Чело статуй украшали венки из дубовых листьев и из лавра.

От балюстрады спускалась длинными прямыми складками зеленая ткань, на которой зеленым же, но только более густого оттенка, были нарисованы такие же венки; эта драпировка огибала весь низ залы, отведенной для членов Конвента, а над нею холодно поблескивала пустая белая стена. Пробитые в этой толстой стене, шли в два яруса, без всяких архитектурных украшений, трибуны для публики: внизу — квадратные, а в верхнем ярусе — полукруглые. В те времена Витрувий еще царил в умах, и согласно его правилам архивольты должны были соответствовать архитравам. С каждой длинной стороны залы шли в ряд десять трибун, а в конце каждого ряда помещались по две огромных ложи — всего, следовательно, двадцать четыре трибуны. В ложах всегда теснился народ.

Зрители трибун нижнего яруса, не помещаясь на отведенных им местах, взлезали на все выступы, жались на карнизах, пользуясь любой возможностью, предоставленной архитектурой залы. Вдоль верхнего яруса трибун вместо несуществующих перил шел длинный и толстый железный брус, предохранявший зрителей от падения, если задние напирали уж чересчур сильно. Какой-то зритель все же ухитрился свалиться вниз; он рухнул прямо на Масье, бывшего епископа из Бове, и, к счастью, не убившись, воскликнул: «Смотри-ка, и поп на что-нибудь годится».

Зала Конвента могла вместить две тысячи человек, а в дни народных волнений и три тысячи.

В Конвенте происходило по два заседания в день — утреннее и вечернее.

Спинка председательского кресла была полукруглая, с золочеными гвоздиками. Стол поддерживали четыре крылатые одноногие чудовища; они будто сошли со страниц Апокалипсиса, дабы стать свидетелями революции. Казалось, их выпрягли из колесницы Езекииля, чтобы запрячь в повозку Сансона.

На председательском столе стоял большой колокольчик, вернее колокол, огромная медная чернильница и переплетенный в кожу фолиант для протоколов.

Случалось, что этот стол окропляла кровь, стекавшая с отрубленных голов, которые поддевали на пики и приносили в Конвент.

На трибуну подымались по лестнице в девять ступеней. Ступени были высокие, крутые, и взбираться по ним было нелегко; однажды Жансоннэ, направлявшийся к трибуне, споткнулся. «Да это же настоящая лестница на эшафот!» — проворчал он. «Что ж! Попрактикуйся пока!» — крикнул ему с места Каррье.216

Там, где стены выглядели слишком голыми, зодчий, желая украсить их, поставил в углах ликторские пучки с торчавшей из них секирой.

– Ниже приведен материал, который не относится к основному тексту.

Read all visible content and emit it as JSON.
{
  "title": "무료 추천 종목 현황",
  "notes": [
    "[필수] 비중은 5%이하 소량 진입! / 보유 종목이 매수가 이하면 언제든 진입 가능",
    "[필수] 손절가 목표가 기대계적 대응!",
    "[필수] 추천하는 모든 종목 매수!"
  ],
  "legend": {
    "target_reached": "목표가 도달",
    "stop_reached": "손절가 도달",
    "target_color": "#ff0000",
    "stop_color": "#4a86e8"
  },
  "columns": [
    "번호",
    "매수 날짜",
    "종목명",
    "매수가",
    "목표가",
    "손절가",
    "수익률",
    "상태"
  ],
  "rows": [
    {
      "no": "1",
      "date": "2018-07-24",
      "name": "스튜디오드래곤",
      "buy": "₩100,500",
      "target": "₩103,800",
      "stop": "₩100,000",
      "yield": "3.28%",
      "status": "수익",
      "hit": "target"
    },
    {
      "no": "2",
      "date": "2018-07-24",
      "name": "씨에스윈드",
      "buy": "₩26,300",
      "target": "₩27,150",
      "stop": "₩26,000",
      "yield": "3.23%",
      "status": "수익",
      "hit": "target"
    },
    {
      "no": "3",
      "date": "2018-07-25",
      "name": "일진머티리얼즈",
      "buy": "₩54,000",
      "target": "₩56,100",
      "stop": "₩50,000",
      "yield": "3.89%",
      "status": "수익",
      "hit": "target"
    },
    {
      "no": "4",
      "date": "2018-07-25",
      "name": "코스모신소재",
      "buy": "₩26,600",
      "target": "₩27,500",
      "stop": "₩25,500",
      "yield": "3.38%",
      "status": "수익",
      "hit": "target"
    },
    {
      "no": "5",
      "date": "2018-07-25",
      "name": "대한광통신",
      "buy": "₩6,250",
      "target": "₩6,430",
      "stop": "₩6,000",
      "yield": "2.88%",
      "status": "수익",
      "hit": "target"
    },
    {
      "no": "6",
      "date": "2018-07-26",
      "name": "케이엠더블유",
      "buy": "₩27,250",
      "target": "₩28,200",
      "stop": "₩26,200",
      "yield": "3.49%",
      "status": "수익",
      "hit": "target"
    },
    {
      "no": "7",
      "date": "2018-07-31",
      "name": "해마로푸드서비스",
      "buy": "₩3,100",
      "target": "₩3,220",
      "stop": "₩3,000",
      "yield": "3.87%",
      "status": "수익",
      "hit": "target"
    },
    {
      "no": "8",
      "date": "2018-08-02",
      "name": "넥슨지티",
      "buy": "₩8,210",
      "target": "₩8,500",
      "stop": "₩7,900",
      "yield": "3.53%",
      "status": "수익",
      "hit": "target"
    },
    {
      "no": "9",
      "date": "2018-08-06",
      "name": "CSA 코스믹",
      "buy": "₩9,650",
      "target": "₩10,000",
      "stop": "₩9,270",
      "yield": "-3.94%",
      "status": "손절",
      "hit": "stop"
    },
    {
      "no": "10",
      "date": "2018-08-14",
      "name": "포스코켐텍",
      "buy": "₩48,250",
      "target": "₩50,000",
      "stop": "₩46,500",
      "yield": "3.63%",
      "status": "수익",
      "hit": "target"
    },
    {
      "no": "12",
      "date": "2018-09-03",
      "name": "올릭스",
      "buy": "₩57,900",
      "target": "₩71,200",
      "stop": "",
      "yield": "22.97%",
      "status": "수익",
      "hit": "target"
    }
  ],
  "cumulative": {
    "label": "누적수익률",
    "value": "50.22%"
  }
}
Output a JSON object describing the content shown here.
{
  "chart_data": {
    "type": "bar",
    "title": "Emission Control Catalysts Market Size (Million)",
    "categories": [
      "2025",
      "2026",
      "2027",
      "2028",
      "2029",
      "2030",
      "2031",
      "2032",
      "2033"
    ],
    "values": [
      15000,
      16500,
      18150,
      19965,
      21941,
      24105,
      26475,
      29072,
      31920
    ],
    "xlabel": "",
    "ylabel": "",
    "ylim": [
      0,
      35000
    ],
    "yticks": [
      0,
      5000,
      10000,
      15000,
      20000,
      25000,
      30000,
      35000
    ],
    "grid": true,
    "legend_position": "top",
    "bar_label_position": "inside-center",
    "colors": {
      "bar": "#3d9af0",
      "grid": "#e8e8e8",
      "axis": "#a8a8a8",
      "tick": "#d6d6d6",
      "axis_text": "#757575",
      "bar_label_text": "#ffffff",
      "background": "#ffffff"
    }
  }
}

Справа и слева от трибуны возвышались на цоколях два канделябра, в двенадцать футов вышиной, несущие по четыре пары кенкетов. В ложах были такие же канделябры. Цоколи под канделябрами скульптор украсил венчиками, которые в народе называли «гильотинные ожерелья».

Скамьи для членов Конвента подымались в амфитеатре почти к самым трибунам для публики; депутаты и народ могли обмениваться репликами.

Из трибун попадали в путаный лабиринт коридоров, где временами стоял неистовый шум.

Распространившись по всему дворцу, Конвент переплеснулся и в соседние особняки, в отель Лонгвиль, в отель Куаньи. Именно в отель Куаньи после 10 августа, если верить письму лорда Бредфорда, перенесли всю обстановку из королевских покоев. Потребовалось целых два месяца, чтобы очистить от нее Тюильри.